The truth is, you don’t have to be a great cook to make a great dish – just understand some basic rules of the cuisine. All you really need is a sense of adventure. My recommendation, start small, and work your way up!
For instance, I was watching a post by Judy on how to prepare a simple Tuscan tomato dish (they’re in season right now) that you can use as a sauce, a side dish, or even as part of the main course. And, in that post I learned a secret about olive oil and fresh garlic (by the way – true Italian cooks uses very little garlic – they prefer to let the fresh ingredients shine).
- 1 Clove Garlic, sliced (add more if you’re cooking a lot of tomatoes).
- Whole Cherry Tomatoes (I recommend organic). Use multi colored ones for fun or slightly larger ones that you can cut into fourths.

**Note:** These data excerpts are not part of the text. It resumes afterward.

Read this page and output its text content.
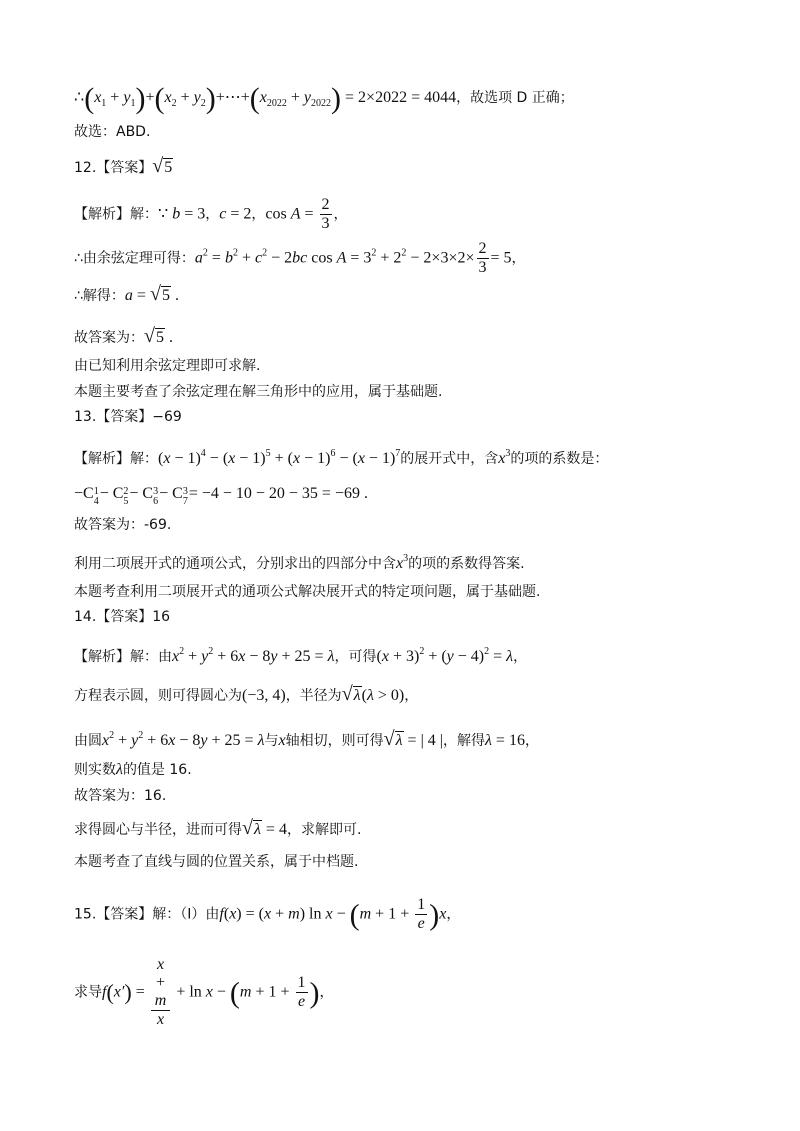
$\therefore(x_1 + y_1)+(x_2$ + $y_2)+\cdots+(x_{2022} + y_{2022}) = 2\times 2022 = 4044$，故选项 D 正确；
故选：ABD.
12.【答案】√5
【解析】解：∵ b = 3，c = 2，$\cos A = \frac{2}{3}$ ，
∴由余弦定理可得：$a^2 = b^2 + c^2 - 2bc$ $\cos A = 3^2 + 2^2 - 2\times 3\times 2\times \frac{2}{3} = 5$，
∴解得：a = √5 .
故答案为：√5 .
由已知利用余弦定理即可求解.
本题主要考查了余弦定理在解三角形中的应用，属于基础题.
13.【答案】−69
【解析】解：$(x - 1)^4 - (x - 1)^5 + (x - 1)^6 - (x - 1)^7$的展开式中，含$x^3$的项的系数是：
−C 1
4 − C 2
5 − C 3
6 − C 3
7 = −4 − 10 − 20 − 35 = −69 .
故答案为：-69.
利用二项展开式的通项公式，分别求出的四部分中含$x^3$的项的系数得答案.
本题考查利用二项展开式的通项公式解决展开式的特定项问题，属于基础题.
14.【答案】16
【解析】解：由$x^2 + y^2 + 6x - 8y + 25 = \lambda$，可得$(x + 3)^2 + (y - 4)^2 = \lambda$，
方程表示圆，则可得圆心为(−3, 4)，半径为√λ(λ > 0)，
由圆$x^2 + y^2 + 6x - 8y + 25 = \lambda$与x轴相切，则可得√λ = | 4 |，解得λ = 16，
则实数λ的值是 16.
故答案为：16.
求得圆心与半径，进而可得√λ = 4，求解即可.
本题考查了直线与圆的位置关系，属于中档题.
15.【答案】解：（Ⅰ）由f(x) = (x + m) $\ln x - (m + 1 + \frac{1}{e} )x$，
求导f(x′) = x
+
m
$x + \ln x - (m + 1 + \frac{1}{e}$ )，
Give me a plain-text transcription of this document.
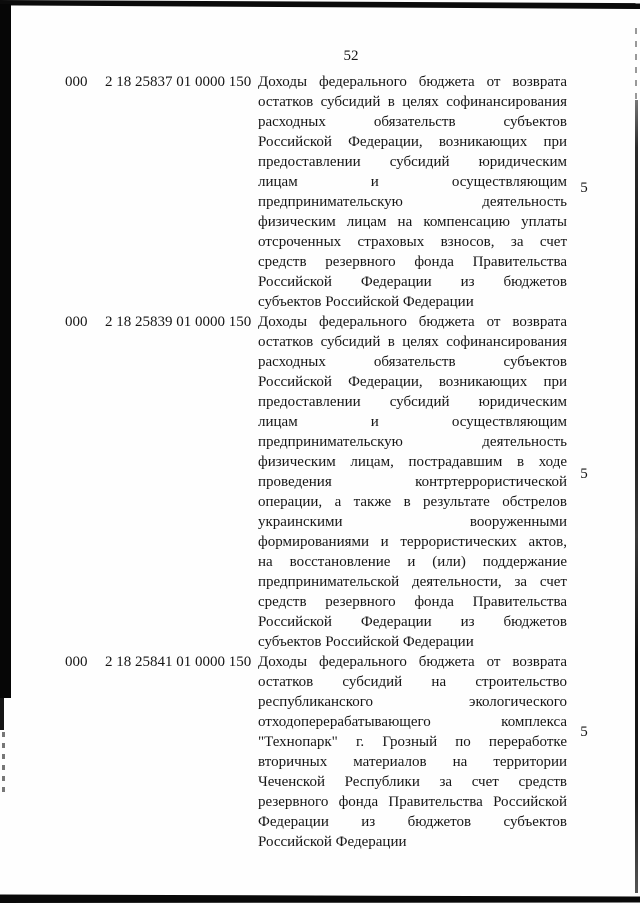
52
000 2 18 25837 01 0000 150 Доходы федерального бюджета от возврата
остатков субсидий в целях софинансирования
расходных обязательств субъектов
Российской Федерации, возникающих при
предоставлении субсидий юридическим
лицам и осуществляющим
предпринимательскую деятельность
физическим лицам на компенсацию уплаты
отсроченных страховых взносов, за счет
средств резервного фонда Правительства
Российской Федерации из бюджетов
субъектов Российской Федерации
000 2 18 25839 01 0000 150 Доходы федерального бюджета от возврата
остатков субсидий в целях софинансирования
расходных обязательств субъектов
Российской Федерации, возникающих при
предоставлении субсидий юридическим
лицам и осуществляющим
предпринимательскую деятельность
физическим лицам, пострадавшим в ходе
проведения контртеррористической
операции, а также в результате обстрелов
украинскими вооруженными
формированиями и террористических актов,
на восстановление и (или) поддержание
предпринимательской деятельности, за счет
средств резервного фонда Правительства
Российской Федерации из бюджетов
субъектов Российской Федерации
000 2 18 25841 01 0000 150 Доходы федерального бюджета от возврата
остатков субсидий на строительство
республиканского экологического
отходоперерабатывающего комплекса
"Технопарк" г. Грозный по переработке
вторичных материалов на территории
Чеченской Республики за счет средств
резервного фонда Правительства Российской
Федерации из бюджетов субъектов
Российской Федерации
5
5
5
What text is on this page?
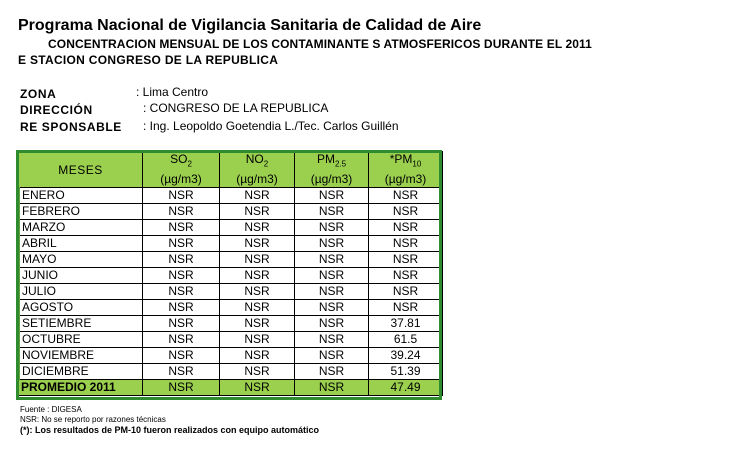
Programa Nacional de Vigilancia Sanitaria de Calidad de Aire
CONCENTRACION MENSUAL DE LOS CONTAMINANTE S ATMOSFERICOS DURANTE EL 2011
E STACION CONGRESO DE LA REPUBLICA
ZONA	: Lima Centro
DIRECCIÓN	: CONGRESO DE LA REPUBLICA
RE SPONSABLE : Ing. Leopoldo Goetendia L./Tec. Carlos Guillén
MESES	$SO_2$	$NO_2$	$PM_{2.5}$	$*PM_{10}$
	(µg/m3)	(µg/m3)	(µg/m3)	(µg/m3)
ENERO	NSR	NSR	NSR	NSR
FEBRERO	NSR	NSR	NSR	NSR
MARZO	NSR	NSR	NSR	NSR
ABRIL	NSR	NSR	NSR	NSR
MAYO	NSR	NSR	NSR	NSR
JUNIO	NSR	NSR	NSR	NSR
JULIO	NSR	NSR	NSR	NSR
AGOSTO	NSR	NSR	NSR	NSR
SETIEMBRE	NSR	NSR	NSR	37.81
OCTUBRE	NSR	NSR	NSR	61.5
NOVIEMBRE	NSR	NSR	NSR	39.24
DICIEMBRE	NSR	NSR	NSR	51.39
PROMEDIO 2011	NSR	NSR	NSR	47.49
Fuente : DIGESA
NSR: No se reporto por razones técnicas
(*): Los resultados de PM-10 fueron realizados con equipo automático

- Enough EVOO – that’s “extra-virgin olive oil” to lightly cover the bottom of your frying pan or saucepan. I recommend Long Meadow Ranch Winery Prato Lungo Organic Extra Virgin Olive Oil. It has just the right flavor for Italy.
- Sea Salt (to flavor).
- Fresh Basil (to flavor).
- Add sliced garlic to the COLD oil. Here’s the “secret” I learned from my friend: never put fresh garlic in hot oil – it will burn almost immediately and become very bitter. You’ll just have to throw the whole thing away and start over. By adding garlic to the cold oil, the garlic has more cook time in the olive oil adding flavor to the oil and will turn golden very slowly so you can remove any bits that start to get too dark.
- Medium heat.
- Sauté garlic till golden.
- Add the tomatoes to the pan.
- Add sea salt (to flavor).
- Slowly cook down the tomatoes until tender and they begin to burst.
- Add the fresh basil (cut into thin ribbons – chiffonade) at the end if you’re using the tomatoes on pasta.
As I mentioned before, this preparation is very flexible. You can use this as aside for a grilled steak or on top of pounded and sautéed (Paillard) chicken breast with some baby arugula. You can use it to dress up grilled fish, or as a simple sauce for pasta or over small noodles for a simple pasta salad. And personally speaking, the basil leaves are a must – for the aroma and the flavor.
See? It’s so simple. Doesn’t this make you want to jump up and cook?